Twenty years to the week since lifting the FA Cup as captain of Manchester United, memories of that illustrious day still burn as intensely as ever for Hull boss Steve Bruce.
In an illustrious playing career which also yielded three Premier League titles and European Cup Winners' Cup and Super Cup honours, Bruce admits his three FA Cup winner's medals - the latter as a non-playing squad member in 1996 - have an extra-special place.
Preparing to head back to the Wembley showpiece for the first time as a manager, Bruce has been stressing the unique nature of the occasion to his Tigers players this week as they aim to add to the canon of famous FA Cup upsets against Arsene Wenger's Arsenal on Saturday.

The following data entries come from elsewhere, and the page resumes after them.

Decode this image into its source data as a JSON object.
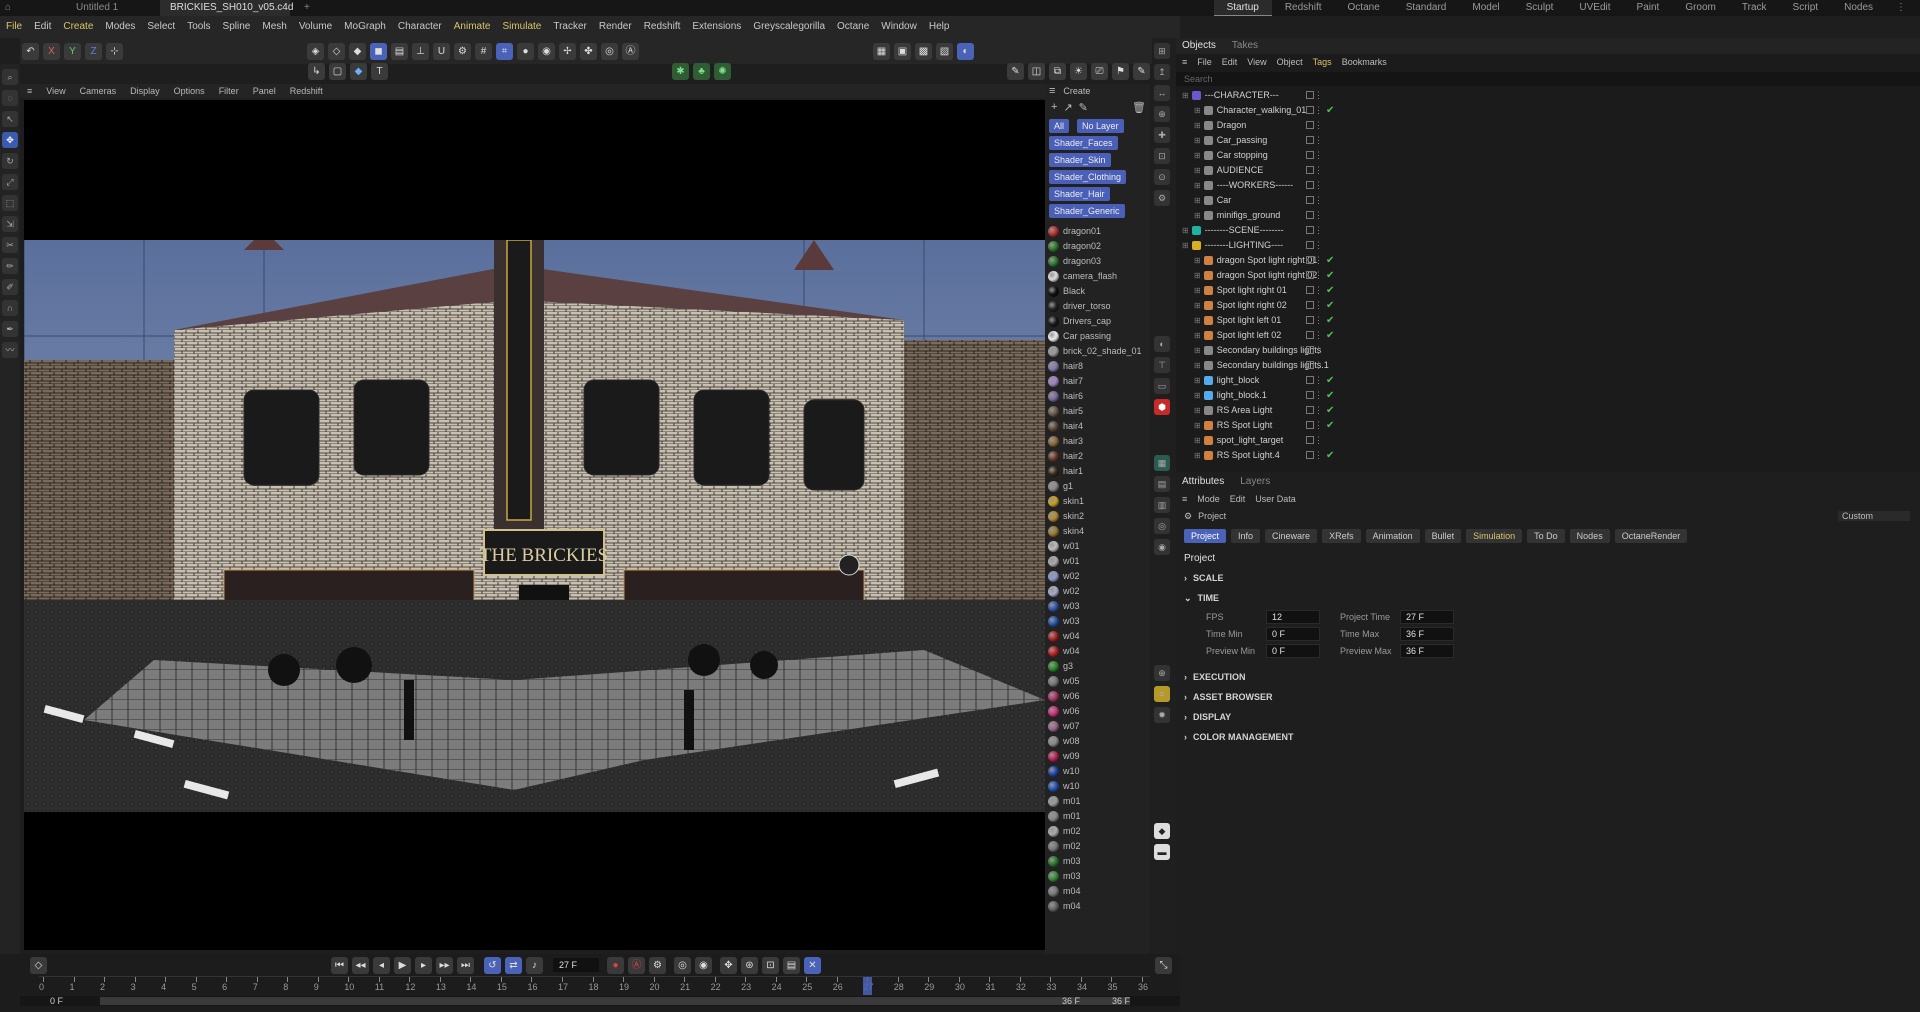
{
  "titlebar": {
    "tabs": [
      "Untitled 1",
      "BRICKIES_SH010_v05.c4d *"
    ],
    "add": "+",
    "layouts": [
      "Startup",
      "Redshift",
      "Octane",
      "Standard",
      "Model",
      "Sculpt",
      "UVEdit",
      "Paint",
      "Groom",
      "Track",
      "Script",
      "Nodes"
    ]
  },
  "menu": [
    "File",
    "Edit",
    "Create",
    "Modes",
    "Select",
    "Tools",
    "Spline",
    "Mesh",
    "Volume",
    "MoGraph",
    "Character",
    "Animate",
    "Simulate",
    "Tracker",
    "Render",
    "Redshift",
    "Extensions",
    "Greyscalegorilla",
    "Octane",
    "Window",
    "Help"
  ],
  "menu_highlight": [
    "Create",
    "Animate",
    "Simulate",
    "File"
  ],
  "viewport": {
    "menu": [
      "View",
      "Cameras",
      "Display",
      "Options",
      "Filter",
      "Panel",
      "Redshift"
    ],
    "sign": "THE BRICKIES"
  },
  "materials": {
    "header": "Create",
    "chips": [
      "All",
      "No Layer",
      "Shader_Faces",
      "Shader_Skin",
      "Shader_Clothing",
      "Shader_Hair",
      "Shader_Generic"
    ],
    "items": [
      {
        "n": "dragon01",
        "c": "#b83030"
      },
      {
        "n": "dragon02",
        "c": "#2e7a2e"
      },
      {
        "n": "dragon03",
        "c": "#2e7a2e"
      },
      {
        "n": "camera_flash",
        "c": "#dddddd"
      },
      {
        "n": "Black",
        "c": "#111111"
      },
      {
        "n": "driver_torso",
        "c": "#222222"
      },
      {
        "n": "Drivers_cap",
        "c": "#1a1a1a"
      },
      {
        "n": "Car passing",
        "c": "#eeeeee"
      },
      {
        "n": "brick_02_shade_01",
        "c": "#999999"
      },
      {
        "n": "hair8",
        "c": "#8877aa"
      },
      {
        "n": "hair7",
        "c": "#a080c0"
      },
      {
        "n": "hair6",
        "c": "#7a6a9a"
      },
      {
        "n": "hair5",
        "c": "#6a5a4a"
      },
      {
        "n": "hair4",
        "c": "#5a4a3a"
      },
      {
        "n": "hair3",
        "c": "#8a6a3a"
      },
      {
        "n": "hair2",
        "c": "#6a3a2a"
      },
      {
        "n": "hair1",
        "c": "#3a2a1a"
      },
      {
        "n": "g1",
        "c": "#8a8a8a"
      },
      {
        "n": "skin1",
        "c": "#c8a020"
      },
      {
        "n": "skin2",
        "c": "#b08a30"
      },
      {
        "n": "skin4",
        "c": "#9a7a30"
      },
      {
        "n": "w01",
        "c": "#bcbcbc"
      },
      {
        "n": "w01",
        "c": "#aaaaaa"
      },
      {
        "n": "w02",
        "c": "#8899cc"
      },
      {
        "n": "w02",
        "c": "#aaaacc"
      },
      {
        "n": "w03",
        "c": "#3355aa"
      },
      {
        "n": "w03",
        "c": "#2255aa"
      },
      {
        "n": "w04",
        "c": "#aa2222"
      },
      {
        "n": "w04",
        "c": "#bb2222"
      },
      {
        "n": "g3",
        "c": "#2a8a2a"
      },
      {
        "n": "w05",
        "c": "#777777"
      },
      {
        "n": "w06",
        "c": "#aa3366"
      },
      {
        "n": "w06",
        "c": "#cc3377"
      },
      {
        "n": "w07",
        "c": "#996688"
      },
      {
        "n": "w08",
        "c": "#888888"
      },
      {
        "n": "w09",
        "c": "#bb2255"
      },
      {
        "n": "w10",
        "c": "#2244aa"
      },
      {
        "n": "w10",
        "c": "#2255bb"
      },
      {
        "n": "m01",
        "c": "#999999"
      },
      {
        "n": "m01",
        "c": "#888888"
      },
      {
        "n": "m02",
        "c": "#aaaaaa"
      },
      {
        "n": "m02",
        "c": "#777777"
      },
      {
        "n": "m03",
        "c": "#2a7a2a"
      },
      {
        "n": "m03",
        "c": "#3a8a3a"
      },
      {
        "n": "m04",
        "c": "#777777"
      },
      {
        "n": "m04",
        "c": "#666666"
      }
    ]
  },
  "objects": {
    "tabs": [
      "Objects",
      "Takes"
    ],
    "menu": [
      "File",
      "Edit",
      "View",
      "Object",
      "Tags",
      "Bookmarks"
    ],
    "search": "Search",
    "items": [
      {
        "n": "---CHARACTER---",
        "c": "#6a5acd",
        "ind": 0,
        "chk": false
      },
      {
        "n": "Character_walking_01",
        "c": "#888",
        "ind": 1,
        "chk": true
      },
      {
        "n": "Dragon",
        "c": "#888",
        "ind": 1,
        "chk": false
      },
      {
        "n": "Car_passing",
        "c": "#888",
        "ind": 1,
        "chk": false
      },
      {
        "n": "Car stopping",
        "c": "#888",
        "ind": 1,
        "chk": false
      },
      {
        "n": "AUDIENCE",
        "c": "#888",
        "ind": 1,
        "chk": false
      },
      {
        "n": "----WORKERS------",
        "c": "#888",
        "ind": 1,
        "chk": false
      },
      {
        "n": "Car",
        "c": "#888",
        "ind": 1,
        "chk": false
      },
      {
        "n": "minifigs_ground",
        "c": "#888",
        "ind": 1,
        "chk": false
      },
      {
        "n": "--------SCENE--------",
        "c": "#20b0a0",
        "ind": 0,
        "chk": false
      },
      {
        "n": "--------LIGHTING----",
        "c": "#d8b020",
        "ind": 0,
        "chk": false
      },
      {
        "n": "dragon Spot light right 01",
        "c": "#d08040",
        "ind": 1,
        "chk": true
      },
      {
        "n": "dragon Spot light right 02",
        "c": "#d08040",
        "ind": 1,
        "chk": true
      },
      {
        "n": "Spot light right 01",
        "c": "#d08040",
        "ind": 1,
        "chk": true
      },
      {
        "n": "Spot light right 02",
        "c": "#d08040",
        "ind": 1,
        "chk": true
      },
      {
        "n": "Spot light left 01",
        "c": "#d08040",
        "ind": 1,
        "chk": true
      },
      {
        "n": "Spot light left 02",
        "c": "#d08040",
        "ind": 1,
        "chk": true
      },
      {
        "n": "Secondary buildings lights",
        "c": "#888",
        "ind": 1,
        "chk": false
      },
      {
        "n": "Secondary buildings lights.1",
        "c": "#888",
        "ind": 1,
        "chk": false
      },
      {
        "n": "light_block",
        "c": "#55aaee",
        "ind": 1,
        "chk": true
      },
      {
        "n": "light_block.1",
        "c": "#55aaee",
        "ind": 1,
        "chk": true
      },
      {
        "n": "RS Area Light",
        "c": "#888",
        "ind": 1,
        "chk": true
      },
      {
        "n": "RS Spot Light",
        "c": "#d08040",
        "ind": 1,
        "chk": true
      },
      {
        "n": "spot_light_target",
        "c": "#d08040",
        "ind": 1,
        "chk": false
      },
      {
        "n": "RS Spot Light.4",
        "c": "#d08040",
        "ind": 1,
        "chk": true
      }
    ]
  },
  "attributes": {
    "tabs": [
      "Attributes",
      "Layers"
    ],
    "menu": [
      "Mode",
      "Edit",
      "User Data"
    ],
    "path": "Project",
    "custom": "Custom",
    "subtabs": [
      "Project",
      "Info",
      "Cineware",
      "XRefs",
      "Animation",
      "Bullet",
      "Simulation",
      "To Do",
      "Nodes",
      "OctaneRender"
    ],
    "title": "Project",
    "scale": "SCALE",
    "time": "TIME",
    "fields": [
      {
        "l": "FPS",
        "v": "12"
      },
      {
        "l": "Project Time",
        "v": "27 F"
      },
      {
        "l": "Time Min",
        "v": "0 F"
      },
      {
        "l": "Time Max",
        "v": "36 F"
      },
      {
        "l": "Preview Min",
        "v": "0 F"
      },
      {
        "l": "Preview Max",
        "v": "36 F"
      }
    ],
    "sections": [
      "EXECUTION",
      "ASSET BROWSER",
      "DISPLAY",
      "COLOR MANAGEMENT"
    ]
  },
  "timeline": {
    "current": "27 F",
    "ticks": [
      "0",
      "1",
      "2",
      "3",
      "4",
      "5",
      "6",
      "7",
      "8",
      "9",
      "10",
      "11",
      "12",
      "13",
      "14",
      "15",
      "16",
      "17",
      "18",
      "19",
      "20",
      "21",
      "22",
      "23",
      "24",
      "25",
      "26",
      "27",
      "28",
      "29",
      "30",
      "31",
      "32",
      "33",
      "34",
      "35",
      "36"
    ],
    "start": "0 F",
    "start2": "0 F",
    "end": "36 F",
    "end2": "36 F",
    "playhead": 27,
    "max": 36
  }
}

Bruce said: "We must be rank outsiders, but that's the beauty of the FA Cup. Manchester City were huge favourites last year but Wigan came up and won the thing and that's why, for me, it's the greatest competition.
"For a club like ours to take on the mighty Arsenal has a fantastic ring to it. The club has never been there in its history, so it's a wonderful achievement. But you've got to try to grasp the occasion and enjoy it, because if you're not careful it just goes past you."
Bruce made his cup final debut in 1990 as United edged past Crystal Palace after a replay, and returned as captain four years later to marshal United to a stunning 4-0 final win over Glenn Hoddle's Chelsea.
After also captaining United in a 1-0 final defeat to Everton in 1995, Bruce was left out of the side for the 1996 win over Liverpool due to injury.
Bruce recalled: "My first one was in 1990 and it was the showpiece, the pinnacle of the season. There was a clamour of it and I'm reminded of the intensity and of the attention.
"It was over in a blur. Not many of them are married but I told the players it's a bit like your wedding day - before you know it you're married, and before you know it the FA Cup final's gone.
"The memories of the FA Cup are the ones you cherish when you've finished your playing career.
"The ones you really remember are your FA Cup days and, believe me, it's far better when you've won one than when you've lost one."
On the face of it, the Tigers are hardly in the best of shapes going into their first final, having rounded off their Barclays Premier League campaign with a run of five successive games without a win.
In addition, they are shorn of cup-tied frontmen Nikica Jelavic and Shane Long, and have doubts over a number of players including another striker in Sone Aluko and defender Paul McShane.
But there is better news for Bruce with goalkeeper Allan McGregor staging a successful comeback from kidney damage which was initially expected to keep him out for the rest of the season, and Robbie Brady also pushing for a surprise recall after his groin operation.
For Bruce, the poor end-of-season run which followed the tumultuous 5-3 semi-final win over Sheffield United was more than mere coincidence.
"We try but we can't keep it normal - you can tell that," Bruce added.
"You can't put a lid on it. They're playing in arguably the biggest game of their career and that's what you play football for. All they've thought about for four weeks is the FA Cup final.
"When you play for your youth team or your district team you want to do one thing - play in the FA Cup final. There's a spring in their step and so there should be.
"Everybody enjoys a shock and, if you're not an Arsenal fan, I'm sure the rest of the world will be rooting for Hull.
"The reality is it's a one-off, and it's a place where heroes are made. Who can be that hero and go and win us the FA Cup?"